Lang Tong, Meng Lingbing
Department of Respiratory and Critical Care Medicine, Weifang Second People's Hospital, 7 Yuanxiao St, Weifang, Shandong Province, 261041, China.
Cardiometabolic Medicine Center, National Clinical Research Center for Cardiovascular Diseases, Fuwai Hospital, National Center for Cardiovascular Diseases, Chinese Academy of Medical Sciences and Peking Union Medical College, A 167 Beilishi Rd, Xicheng District, Beijing, 100037, China.
J Cardiothorac Surg. 2025 Jun 18;20(1):262. doi: 10.1186/s13019-025-03510-x.
The proportion of patients with lung cancer complicated by atrial fibrillation (AF) is increasing. Identifying shared molecular targets between these two conditions may provide important prognostic insights for patients with comorbidities.
The GSE8569 and GSE41177 datasets were downloaded from the Gene Expression Omnibus (GEO) database.
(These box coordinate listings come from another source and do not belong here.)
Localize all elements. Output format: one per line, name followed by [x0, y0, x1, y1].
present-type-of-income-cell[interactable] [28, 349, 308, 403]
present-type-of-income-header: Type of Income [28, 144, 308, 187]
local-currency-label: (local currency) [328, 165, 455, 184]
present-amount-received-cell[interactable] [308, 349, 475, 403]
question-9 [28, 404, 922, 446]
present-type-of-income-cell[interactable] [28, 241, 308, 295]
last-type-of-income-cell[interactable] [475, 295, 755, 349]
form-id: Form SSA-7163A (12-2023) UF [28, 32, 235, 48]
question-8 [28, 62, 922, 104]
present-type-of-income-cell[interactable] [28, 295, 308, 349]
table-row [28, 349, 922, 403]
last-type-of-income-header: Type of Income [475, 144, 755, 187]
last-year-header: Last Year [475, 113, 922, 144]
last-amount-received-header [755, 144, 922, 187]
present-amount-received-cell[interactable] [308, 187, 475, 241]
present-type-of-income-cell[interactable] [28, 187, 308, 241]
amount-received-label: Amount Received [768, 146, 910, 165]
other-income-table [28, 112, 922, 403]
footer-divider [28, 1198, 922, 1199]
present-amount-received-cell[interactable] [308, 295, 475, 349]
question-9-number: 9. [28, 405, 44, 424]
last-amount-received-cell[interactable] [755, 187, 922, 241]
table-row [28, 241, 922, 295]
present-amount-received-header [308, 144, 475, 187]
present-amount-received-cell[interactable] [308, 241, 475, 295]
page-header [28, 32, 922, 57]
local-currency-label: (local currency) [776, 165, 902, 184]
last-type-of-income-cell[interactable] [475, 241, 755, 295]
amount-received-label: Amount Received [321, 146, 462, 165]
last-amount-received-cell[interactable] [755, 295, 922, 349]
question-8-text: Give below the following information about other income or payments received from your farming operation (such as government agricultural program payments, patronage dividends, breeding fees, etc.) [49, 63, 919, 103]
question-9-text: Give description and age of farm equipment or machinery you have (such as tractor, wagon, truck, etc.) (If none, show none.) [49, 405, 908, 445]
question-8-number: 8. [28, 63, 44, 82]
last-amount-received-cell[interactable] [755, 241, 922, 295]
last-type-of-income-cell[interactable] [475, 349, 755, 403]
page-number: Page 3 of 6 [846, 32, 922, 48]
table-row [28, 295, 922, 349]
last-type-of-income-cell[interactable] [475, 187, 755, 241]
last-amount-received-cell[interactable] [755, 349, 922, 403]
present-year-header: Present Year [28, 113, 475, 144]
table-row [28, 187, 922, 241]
Differential expression analysis was performed using the limma package in R. Weighted gene co-expression network analysis (WGCNA) was conducted to identify significant gene modules. Gene Ontology (GO) and Kyoto Encyclopedia of Genes and Genomes (KEGG) analyses, along with gene set enrichment analysis (GSEA), were used to explore biological functions. Clinical survival data for lung cancer were obtained from The Cancer Genome Atlas (TCGA), and receiver operating characteristic (ROC) analysis was conducted using the R package ROC (version 1.17.0.1).
A total of 598 differentially expressed genes (DEGs) were identified. These DEGs were primarily enriched in cell proliferation, inflammatory responses, non-small cell lung cancer, the p53 signaling pathway, and the cell cycle. Three core genes (CYBB, ITGB2, FCER1G) were identified. Notably, CYBB was downregulated in lung cancer compared to normal tissue. Patients in the low-risk group had significantly better survival outcomes. Heatmap visualization showed that expression of CYBB decreased with increasing risk scores, suggesting a protective role.
CYBB expression may influence lung cancer prognosis and contribute to the pathogenesis of AF. Further research is needed to clarify CYBB's role in patients with both conditions.
肺癌合并心房颤动(AF)的患者比例正在增加。确定这两种疾病之间共享的分子靶点可能为合并症患者提供重要的预后见解。
从基因表达综合数据库(GEO)下载GSE8569和GSE41177数据集。使用R语言中的limma包进行差异表达分析。进行加权基因共表达网络分析(WGCNA)以识别重要的基因模块。使用基因本体(GO)和京都基因与基因组百科全书(KEGG)分析以及基因集富集分析(GSEA)来探索生物学功能。从癌症基因组图谱(TCGA)获得肺癌的临床生存数据,并使用R包ROC(版本1.17.0.1)进行受试者工作特征(ROC)分析。
共鉴定出598个差异表达基因(DEG)。这些DEG主要富集于细胞增殖、炎症反应、非小细胞肺癌、p53信号通路和细胞周期。鉴定出三个核心基因(CYBB、ITGB2、FCER1G)。值得注意的是,与正常组织相比,CYBB在肺癌中表达下调。低风险组患者的生存结局明显更好。热图可视化显示CYBB的表达随着风险评分的增加而降低,表明其具有保护作用。
CYBB表达可能影响肺癌预后并促进心房颤动的发病机制。需要进一步研究以阐明CYBB在这两种疾病患者中的作用。